Accordingly, we vacate Brown’s life sentence and remand for resentencing consistent with USSG §§ 5Gl.l(a), 5G1.2(d) and White, 238 F.3d at 543. We affirm the judgment of conviction in all other respects. We dispense with oral argument because the facts and legal contentions are adequately presented in the materials before the court, and argument would not aid the decisional process.
AFFIRMED IN PART, VACATED IN PART, AND REMANDED.
. Apprendi v. New Jersey was decided on June 26, 2000. 530 U.S. 466, 120 S.Ct. 2348, 147 L.Ed.2d 435 (2000).
. Brown urges us to reconsider our decision in United States v. Kinter, 235 F.3d 192 (4th Cir.2000) (holding that Apprendi does not apply to judge's exercise of sentencing discretion within statutory range, so long as defendant’s sentence is not set beyond maximum term specified in substantive statute), cert. denied, 532 U.S. 937, 121 S.Ct. 1393, 149 L.Ed.2d 316 (2001). We decline to do so because "a panel of this court cannot overrule, explicitly or implicitly, the precedent set by a prior panel of this court[;][o]nly the Supreme Court or this court sitting en banc can do that.” Mentavlos r. Anderson, 249 F.3d 301, 312 n. 4 (4th Cir.), cert. denied,U.S. -, 122 S.Ct. 349, 151 L.Ed.2d 264 (2001).
. The sentencing guideline sentencing table provides that a base level offense of 43 carries life imprisonment. USSG Ch. 5, Pt. A (sentencing table).
. 21 U.S.C. § 846 requires the same penalty as that prescribed for the underlying offense, the commission of which was the object of the conspiracy. Since no drug amount was alleged in the indictment or presented to the jury for any count, the maximum allowable sentence is 20 years.
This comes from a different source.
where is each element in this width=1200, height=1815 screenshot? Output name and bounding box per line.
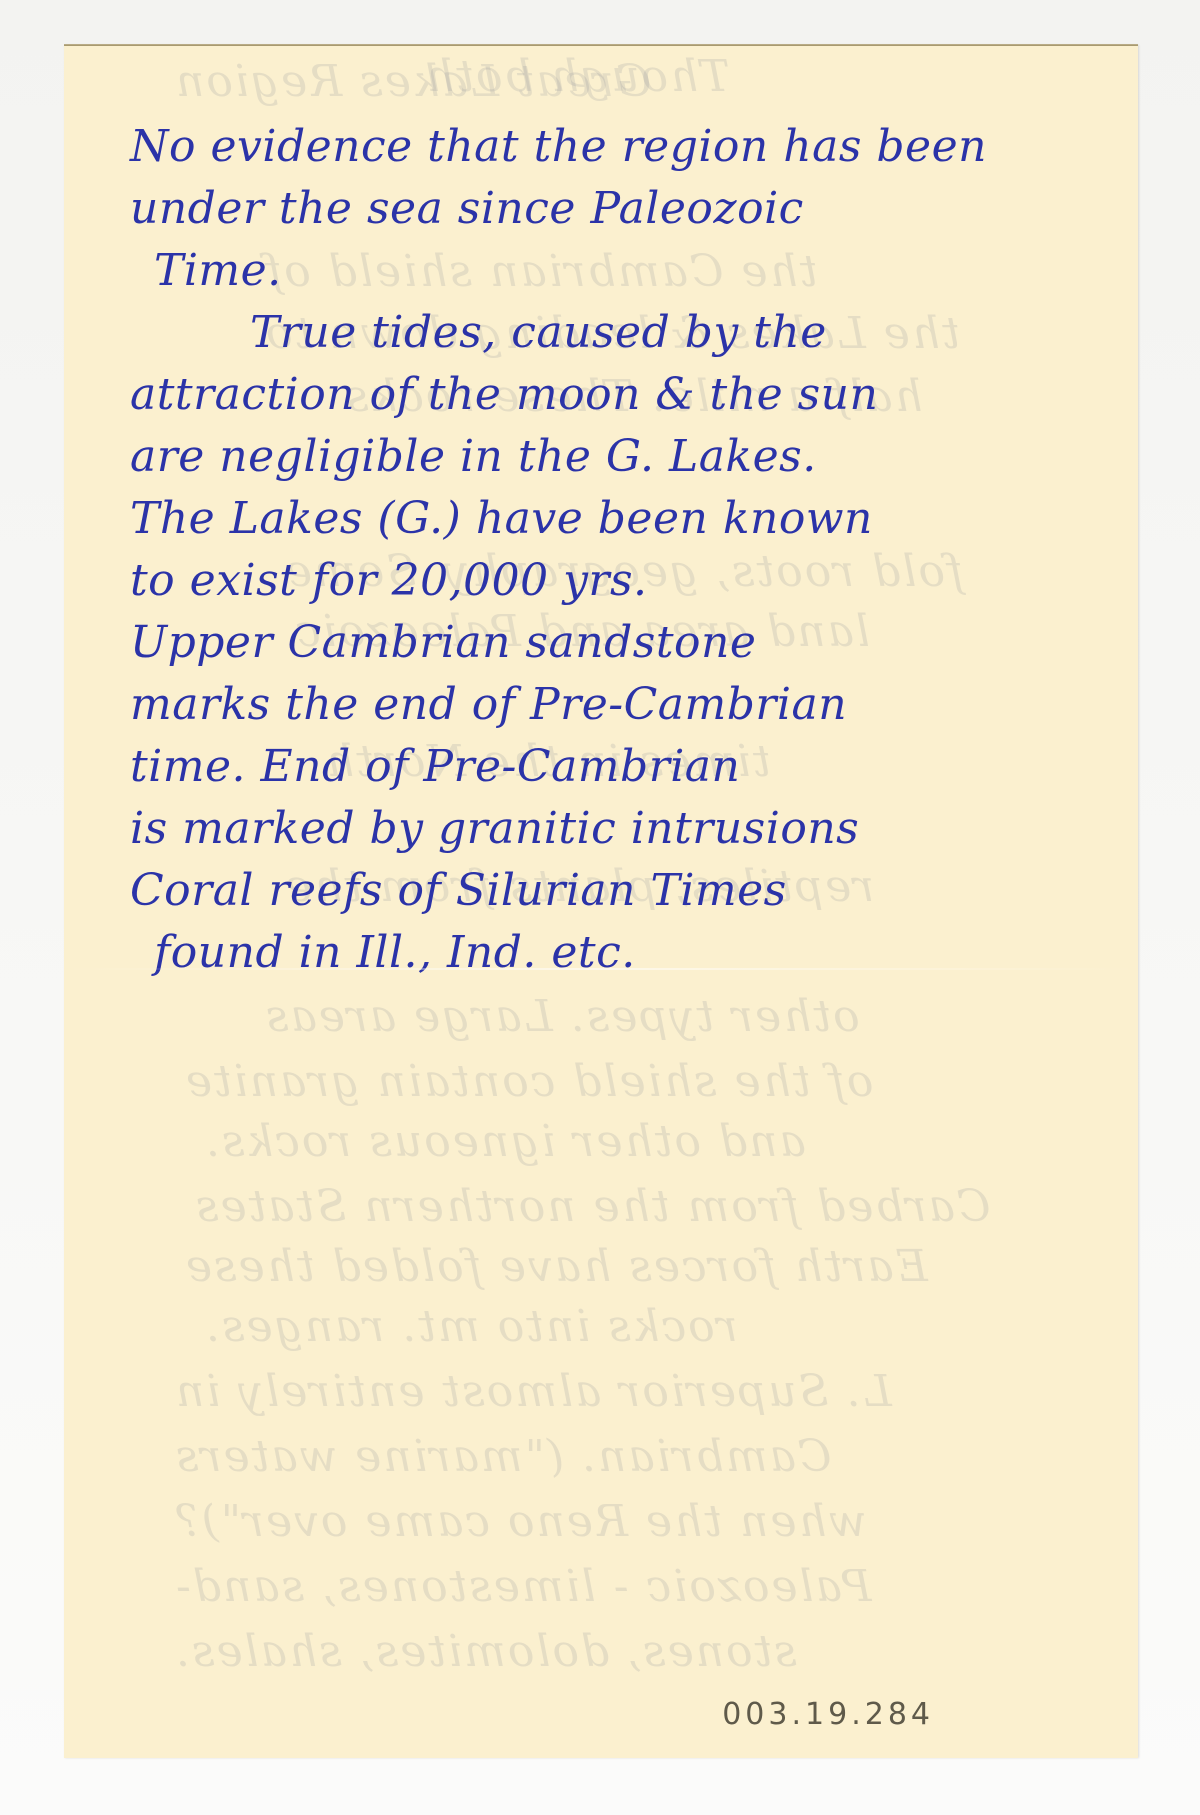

. We agree with the Seventh Circuit which recently addressed this guideline provision in United. States v. Westmoreland, 240 F.3d 618, 636 (7th Cir.2001). The court stated, “it is not possible to apply the cross-reference in a manner that produces a sentence greater than the statutory maximum applicable to the charged crime____Therefore, even though the murder cross-reference will always allow for a life sentence, the Guidelines require that the cross-reference only increase the defendant’s sentence at most to the statutory maximum associated with the charge on which the defendant was convicted.” 240 F.3d at 636.